Işte şimdi oldu. Bir kitap daha mutlu sonla bitmişti. En azından benim için.

Kitabı okunmuş kitaplarımın arasına yerleştirirken her ne kadar mutlu sonla bitirmiş olsamda yakın bir dostumu kaybetmiş gibiyim.
Derin bir nefes aldım ve gülümsedim. Işte bu şekilde kendimi motive edebilirdim.
Gözlerimi ovusturdum.

Komodine doğru ilerledim ve telefonumu elime aldım.
Saat tam olarak 06:57' di.
Normal her insan bu saatte uyurken ben zombi gibi ayaktaydım. Elimde olan bişey değildi.

Özel günlerde uyku tutmazdı. Telefonumu bırakıp dolabının kapağına aşkıyla tutturdugum elbiseme ilerledim.
Elim üstünde gezinirken ağlamamak için gözlerimi kapattım.
Bir süre bekledim ve gözümü açtım. Yaşların gözündem akmasına mani olamadım, bu sefer usulca gözlerimden dudaklarıma doğru köprü çizen yaşların akmasına müsaade ettim.

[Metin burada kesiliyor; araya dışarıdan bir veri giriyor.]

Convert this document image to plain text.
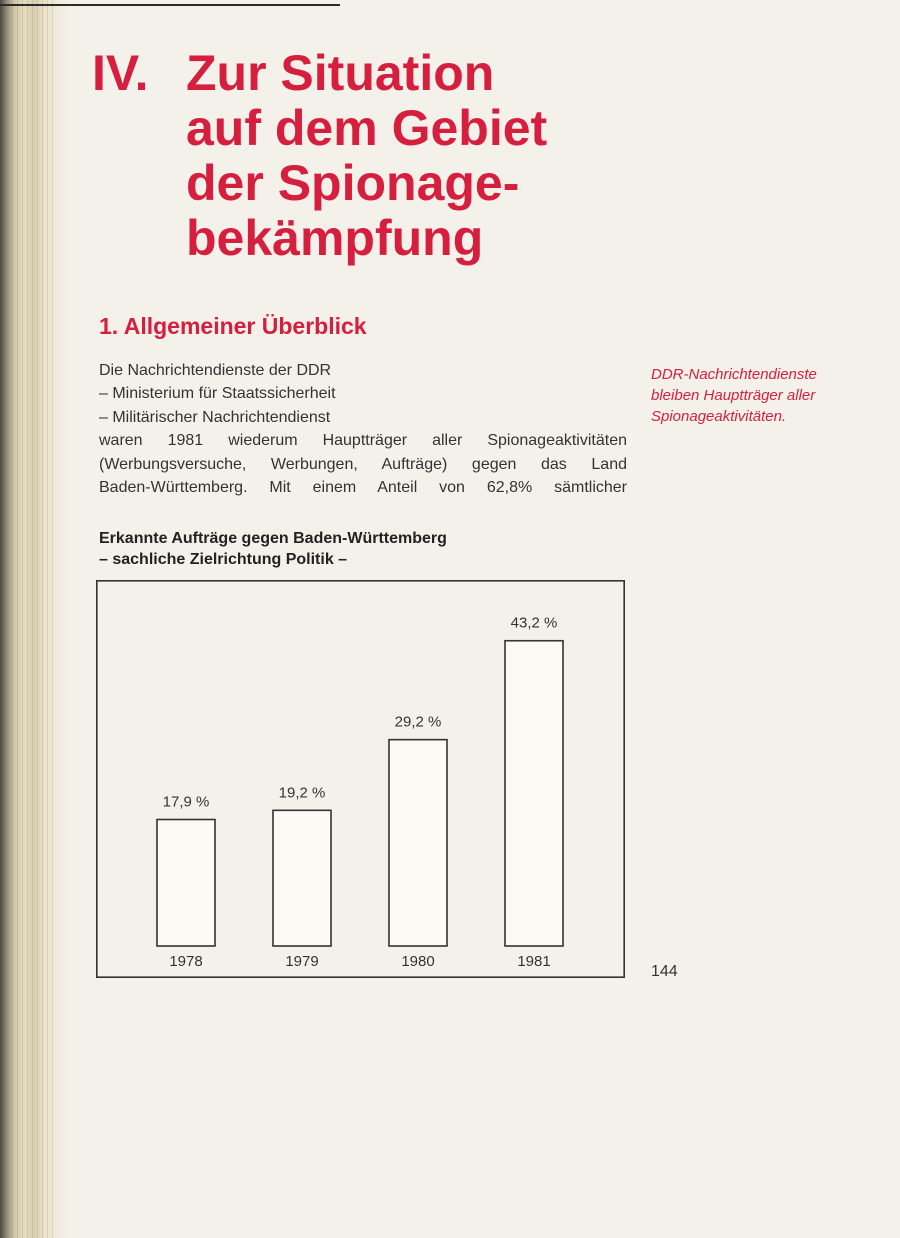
IV. Zur Situation
auf dem Gebiet
der Spionage-
bekämpfung
1. Allgemeiner Überblick
Die Nachrichtendienste der DDR
– Ministerium für Staatssicherheit
– Militärischer Nachrichtendienst
waren 1981 wiederum Hauptträger aller Spionageaktivitäten
(Werbungsversuche, Werbungen, Aufträge) gegen das Land
Baden-Württemberg. Mit einem Anteil von 62,8% sämtlicher
DDR-Nachrichtendienste
bleiben Hauptträger aller
Spionageaktivitäten.
Erkannte Aufträge gegen Baden-Württemberg
– sachliche Zielrichtung Politik –
17,9 %
1978
19,2 %
1979
29,2 %
1980
43,2 %
1981
144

Gözümde yaş vardı ama dudaklarımdan tebessüm eksilmiyordu.
Onu hatırladığım her zaman böyleydi.
Zar zor hatırlıyordum ya...

Yaşlar köprü çizmeyi bırakırken bu seferde zihnim onunla ilgili daha çok şey hatırlamak ister gibi kendini zorlamaya başladı bile.

Zihnim adeta koca koca beton yığınlarının altında ezilir gibi can çekişirken kalbimde bu acıdan nasibini alıyordu.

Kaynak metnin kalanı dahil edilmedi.